Bob Heinz

No. 72, 76
- Positions: Defensive tackle, Defensive end

Personal information
- Born: July 25, 1947 (age 79) Milwaukee, Wisconsin, U.S.
- Listed height: 6 ft 6 in (1.98 m)
- Listed weight: 265 lb (120 kg)

Career information
- High school: Lincoln (Stockton, California); Messmer (Milwaukee);
- College: Delta College (CA); Pacific;
- NFL draft: 1969: 2nd round, 37th overall pick

Career history
- Miami Dolphins (1969-1977); Washington Redskins (1978);

Awards and highlights
- 2× Super Bowl champion (VII, VIII);

Career NFL/AFL statistics
- Fumble recoveries: 1
- Sacks: 9
- Stats at Pro Football Reference

= Bob Heinz =

American football player (born 1947)

Robert Kenneth Heinz (born July 25, 1947) is a former defensive tackle in American college and professional football. He was drafted in the second round (37th pick overall) of the 1969 NFL/AFL draft by the Miami Dolphins, and played professionally for the Miami Dolphins and the Washington Redskins.

==Biography==
Heinz was born in Milwaukee, Wisconsin and attended Messmer High School in Milwaukee and Lincoln High School in Stockton, California. He played college football at San Joaquin Delta College and the University of the Pacific.
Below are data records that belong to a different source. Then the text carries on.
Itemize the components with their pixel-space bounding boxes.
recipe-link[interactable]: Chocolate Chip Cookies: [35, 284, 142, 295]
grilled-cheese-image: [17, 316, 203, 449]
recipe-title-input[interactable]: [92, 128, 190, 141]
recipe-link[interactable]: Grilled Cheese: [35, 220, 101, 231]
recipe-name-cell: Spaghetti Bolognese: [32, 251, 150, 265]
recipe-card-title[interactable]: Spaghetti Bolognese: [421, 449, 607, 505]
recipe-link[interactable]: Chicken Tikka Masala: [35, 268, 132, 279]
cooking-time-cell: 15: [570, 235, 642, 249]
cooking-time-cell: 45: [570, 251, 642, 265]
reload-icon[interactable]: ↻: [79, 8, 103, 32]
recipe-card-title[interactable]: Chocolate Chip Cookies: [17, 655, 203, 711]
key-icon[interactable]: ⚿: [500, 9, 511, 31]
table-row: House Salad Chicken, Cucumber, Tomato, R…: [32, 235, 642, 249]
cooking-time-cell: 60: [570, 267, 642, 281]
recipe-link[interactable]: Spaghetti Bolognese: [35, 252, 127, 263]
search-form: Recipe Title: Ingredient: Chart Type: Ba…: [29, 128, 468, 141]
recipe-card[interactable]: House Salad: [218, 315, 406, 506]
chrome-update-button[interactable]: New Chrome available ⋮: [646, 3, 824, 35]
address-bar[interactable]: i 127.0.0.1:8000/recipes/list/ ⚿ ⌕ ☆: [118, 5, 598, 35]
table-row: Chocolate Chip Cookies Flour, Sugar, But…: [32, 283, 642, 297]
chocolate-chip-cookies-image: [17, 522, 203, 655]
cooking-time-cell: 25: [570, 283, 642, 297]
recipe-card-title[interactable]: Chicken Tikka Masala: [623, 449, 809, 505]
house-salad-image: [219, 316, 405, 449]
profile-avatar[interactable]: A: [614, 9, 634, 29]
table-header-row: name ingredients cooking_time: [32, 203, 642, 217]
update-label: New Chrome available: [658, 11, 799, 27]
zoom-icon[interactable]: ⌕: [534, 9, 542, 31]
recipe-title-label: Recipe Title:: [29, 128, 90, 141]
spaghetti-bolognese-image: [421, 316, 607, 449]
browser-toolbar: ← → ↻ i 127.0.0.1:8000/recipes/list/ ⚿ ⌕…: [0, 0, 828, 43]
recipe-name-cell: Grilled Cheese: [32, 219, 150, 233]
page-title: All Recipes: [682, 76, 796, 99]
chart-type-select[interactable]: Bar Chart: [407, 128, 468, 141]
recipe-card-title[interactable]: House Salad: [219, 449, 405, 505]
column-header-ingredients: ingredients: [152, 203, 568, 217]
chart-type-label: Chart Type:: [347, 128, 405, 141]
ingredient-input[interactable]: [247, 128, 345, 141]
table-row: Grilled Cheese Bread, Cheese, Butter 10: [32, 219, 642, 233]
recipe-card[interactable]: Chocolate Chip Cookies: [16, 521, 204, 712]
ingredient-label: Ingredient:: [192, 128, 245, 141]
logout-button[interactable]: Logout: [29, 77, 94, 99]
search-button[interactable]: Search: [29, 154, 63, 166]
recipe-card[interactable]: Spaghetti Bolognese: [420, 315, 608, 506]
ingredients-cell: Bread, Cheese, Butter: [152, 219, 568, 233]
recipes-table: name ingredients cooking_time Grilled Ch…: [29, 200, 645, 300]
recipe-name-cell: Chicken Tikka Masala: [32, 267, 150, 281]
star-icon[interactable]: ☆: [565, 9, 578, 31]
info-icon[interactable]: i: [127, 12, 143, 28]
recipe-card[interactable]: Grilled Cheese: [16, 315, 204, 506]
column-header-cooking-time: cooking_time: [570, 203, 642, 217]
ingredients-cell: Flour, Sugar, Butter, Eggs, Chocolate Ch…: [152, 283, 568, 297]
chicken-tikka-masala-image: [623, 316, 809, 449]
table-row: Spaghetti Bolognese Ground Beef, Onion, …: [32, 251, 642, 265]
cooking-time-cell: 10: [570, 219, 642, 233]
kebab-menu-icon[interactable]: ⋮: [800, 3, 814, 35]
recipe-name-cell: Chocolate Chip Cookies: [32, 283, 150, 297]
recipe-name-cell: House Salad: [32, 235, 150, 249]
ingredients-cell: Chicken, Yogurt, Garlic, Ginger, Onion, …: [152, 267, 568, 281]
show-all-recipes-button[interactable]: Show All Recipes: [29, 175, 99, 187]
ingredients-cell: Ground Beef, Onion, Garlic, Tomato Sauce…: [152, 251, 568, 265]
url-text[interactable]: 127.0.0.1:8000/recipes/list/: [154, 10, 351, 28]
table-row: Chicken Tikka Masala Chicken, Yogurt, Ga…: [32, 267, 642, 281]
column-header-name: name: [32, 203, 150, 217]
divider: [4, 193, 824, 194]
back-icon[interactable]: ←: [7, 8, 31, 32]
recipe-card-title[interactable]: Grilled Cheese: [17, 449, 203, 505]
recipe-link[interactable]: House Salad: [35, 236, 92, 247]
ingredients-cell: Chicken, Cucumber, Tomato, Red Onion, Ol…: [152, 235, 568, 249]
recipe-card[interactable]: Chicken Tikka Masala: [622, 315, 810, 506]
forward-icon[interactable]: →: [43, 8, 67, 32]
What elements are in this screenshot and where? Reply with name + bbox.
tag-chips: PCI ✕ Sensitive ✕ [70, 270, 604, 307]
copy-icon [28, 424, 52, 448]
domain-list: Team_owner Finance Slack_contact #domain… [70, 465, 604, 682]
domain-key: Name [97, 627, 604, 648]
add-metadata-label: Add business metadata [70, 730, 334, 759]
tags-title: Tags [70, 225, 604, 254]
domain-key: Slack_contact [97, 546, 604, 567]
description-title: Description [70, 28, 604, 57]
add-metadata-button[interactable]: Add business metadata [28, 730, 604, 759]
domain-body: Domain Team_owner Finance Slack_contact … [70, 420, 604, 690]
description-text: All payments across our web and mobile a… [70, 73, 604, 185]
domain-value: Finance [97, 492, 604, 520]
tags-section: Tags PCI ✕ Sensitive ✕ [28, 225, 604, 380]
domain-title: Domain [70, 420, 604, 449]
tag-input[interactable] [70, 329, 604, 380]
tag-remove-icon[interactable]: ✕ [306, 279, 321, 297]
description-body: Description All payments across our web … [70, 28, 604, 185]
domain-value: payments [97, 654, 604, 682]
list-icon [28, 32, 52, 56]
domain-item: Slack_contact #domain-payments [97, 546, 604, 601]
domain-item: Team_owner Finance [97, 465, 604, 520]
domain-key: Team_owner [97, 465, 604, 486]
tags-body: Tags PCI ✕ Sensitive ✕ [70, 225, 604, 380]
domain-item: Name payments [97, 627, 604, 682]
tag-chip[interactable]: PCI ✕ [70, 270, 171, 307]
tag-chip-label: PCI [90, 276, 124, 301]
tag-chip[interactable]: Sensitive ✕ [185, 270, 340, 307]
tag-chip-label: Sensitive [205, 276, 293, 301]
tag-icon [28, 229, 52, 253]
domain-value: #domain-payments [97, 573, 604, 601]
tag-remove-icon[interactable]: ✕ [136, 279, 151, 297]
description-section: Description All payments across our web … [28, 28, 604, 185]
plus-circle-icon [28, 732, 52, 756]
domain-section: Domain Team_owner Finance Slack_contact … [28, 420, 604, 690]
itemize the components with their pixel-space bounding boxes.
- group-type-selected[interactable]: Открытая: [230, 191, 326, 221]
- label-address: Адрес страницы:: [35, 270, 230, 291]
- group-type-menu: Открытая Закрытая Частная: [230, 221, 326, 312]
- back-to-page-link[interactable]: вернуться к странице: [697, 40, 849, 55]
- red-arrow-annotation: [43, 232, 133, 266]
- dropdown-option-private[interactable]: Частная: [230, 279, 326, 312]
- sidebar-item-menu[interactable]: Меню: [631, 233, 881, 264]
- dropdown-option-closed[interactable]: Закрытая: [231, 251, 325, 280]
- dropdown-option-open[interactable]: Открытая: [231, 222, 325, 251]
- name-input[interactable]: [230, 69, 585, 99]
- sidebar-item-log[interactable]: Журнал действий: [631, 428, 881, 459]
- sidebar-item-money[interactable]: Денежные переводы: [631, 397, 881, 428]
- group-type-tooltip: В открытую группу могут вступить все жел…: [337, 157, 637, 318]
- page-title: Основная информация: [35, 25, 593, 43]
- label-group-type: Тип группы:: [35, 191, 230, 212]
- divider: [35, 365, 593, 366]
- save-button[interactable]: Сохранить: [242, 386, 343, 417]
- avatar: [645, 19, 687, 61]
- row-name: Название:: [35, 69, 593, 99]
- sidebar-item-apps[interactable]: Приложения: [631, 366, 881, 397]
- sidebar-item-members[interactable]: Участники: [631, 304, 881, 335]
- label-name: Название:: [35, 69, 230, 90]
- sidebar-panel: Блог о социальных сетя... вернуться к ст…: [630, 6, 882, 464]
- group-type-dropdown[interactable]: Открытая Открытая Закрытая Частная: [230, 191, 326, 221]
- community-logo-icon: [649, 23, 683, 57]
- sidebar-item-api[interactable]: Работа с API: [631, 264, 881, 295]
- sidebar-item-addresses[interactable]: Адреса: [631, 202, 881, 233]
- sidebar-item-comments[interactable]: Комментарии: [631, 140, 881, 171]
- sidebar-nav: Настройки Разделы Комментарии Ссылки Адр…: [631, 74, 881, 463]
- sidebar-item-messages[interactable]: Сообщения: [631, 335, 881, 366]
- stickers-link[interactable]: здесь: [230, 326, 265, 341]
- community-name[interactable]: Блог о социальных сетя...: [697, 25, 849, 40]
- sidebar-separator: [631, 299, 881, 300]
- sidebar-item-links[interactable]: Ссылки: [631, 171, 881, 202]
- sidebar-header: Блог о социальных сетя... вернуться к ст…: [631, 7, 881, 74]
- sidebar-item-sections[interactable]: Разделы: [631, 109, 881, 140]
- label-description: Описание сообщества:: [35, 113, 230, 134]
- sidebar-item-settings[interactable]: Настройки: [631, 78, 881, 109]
Heinz was inducted into the University of the Pacific Hall of Fame as a 1987-1988 Inductee.

He played for the Miami Dolphins from 1969 to 1977 and for the Washington Redskins in 1978. He is a member of the undefeated (17–0) 1972 Miami Dolphins.

After retiring from the NFL, Heinz became an advertising executive in Palo Alto, California.